You may have read my last post and wondered
"3 bunches of cilantro? What does she use it all for?"

Although very labor intensive, the following Green Chutney is fantastically delicious.
Use it instead of mayonaise on a veggie sandwich, on toasted bread with cream cheese, or as a traditional compliment to an Indian meal.

I learned this recipe from an amazing Indian woman who was visiting the family I worked for in El Salvador. Gracias Rupel!

3-4 bunches cilantro, removed from stems
Juice of 2 limes
6 T. fresh ginger
1 green chile, seeds removed
1/4 cup peanuts (unsalted if possible)
Salt to taste

I won't lie to you, removing all the cilantro leaves from the stems can be a real bitch!

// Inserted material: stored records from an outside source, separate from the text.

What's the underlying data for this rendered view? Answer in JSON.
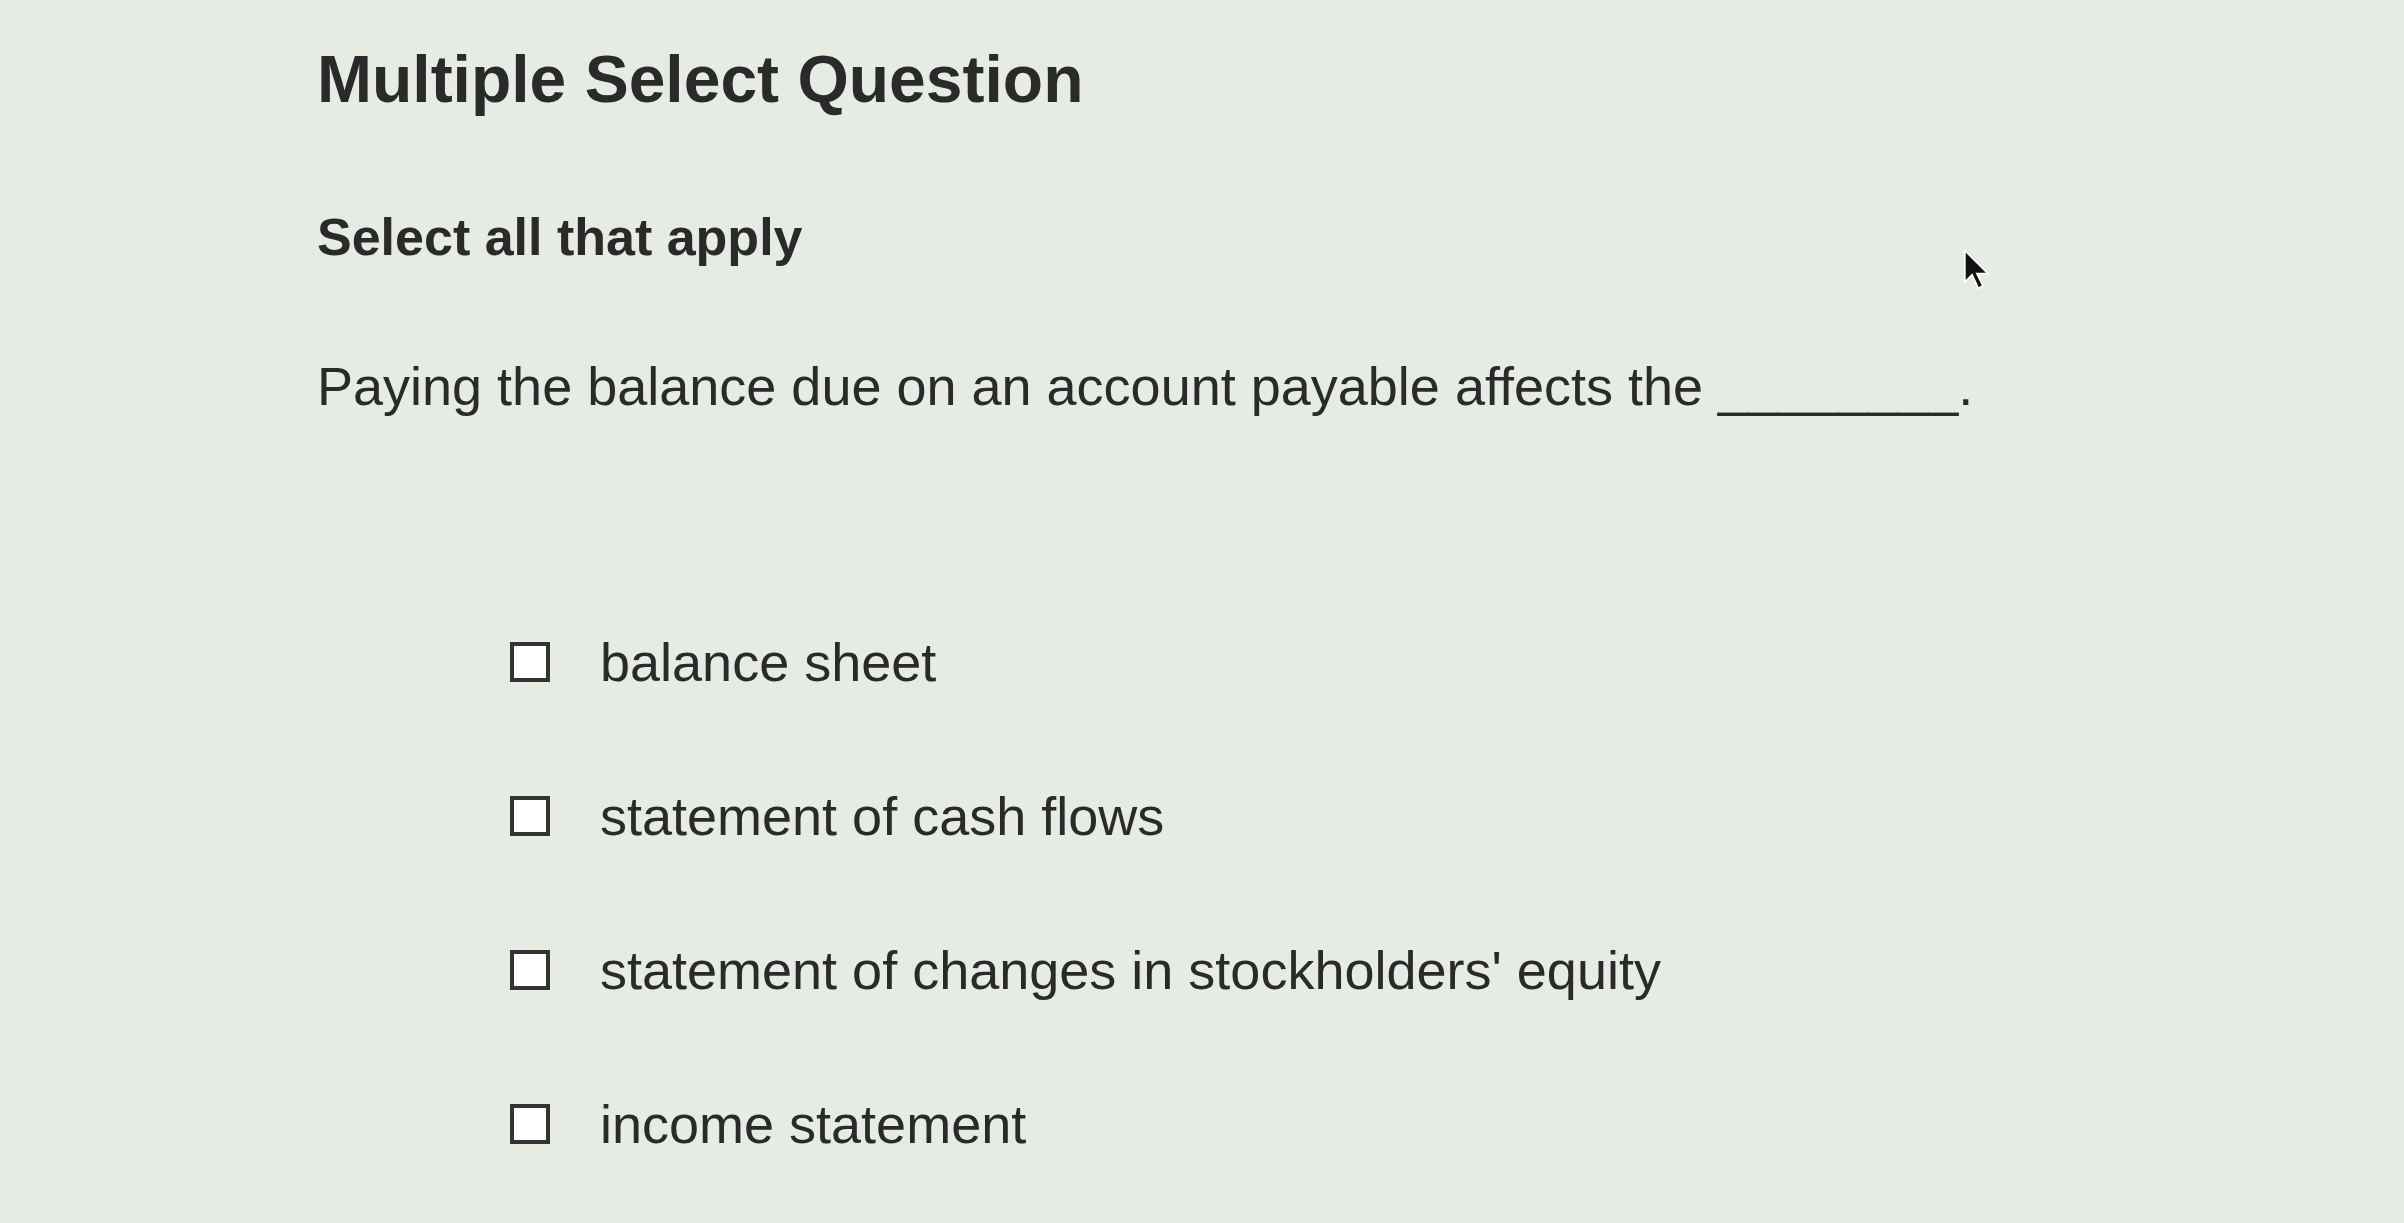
{
  "title": "Multiple Select Question",
  "instruction": "Select all that apply",
  "question": "Paying the balance due on an account payable affects the ________.",
  "options": [
    {
      "label": "balance sheet",
      "checked": false
    },
    {
      "label": "statement of cash flows",
      "checked": false
    },
    {
      "label": "statement of changes in stockholders' equity",
      "checked": false
    },
    {
      "label": "income statement",
      "checked": false
    }
  ]
}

Best to get a friend to help. I usually place the cilantro in an ice water bath to help keep it fresh and crisp before use. Make sure the leaves are completely dry before the next step.

Place all the ingredients into a blender and start the long, noisy, tedicious process of blending into a thick paste. You will need to scrape the sides of the blender over and over to ensure proper mixing. If you are still frustrated with the lack of mixing, you can add the brine of some pickles or whatever you find in the fridge. Do NOT add water, it is not your friend in this case.

Sometimes I also use fresh mint leaves in addition to the cilantro. If you make this once, you'll be addicted!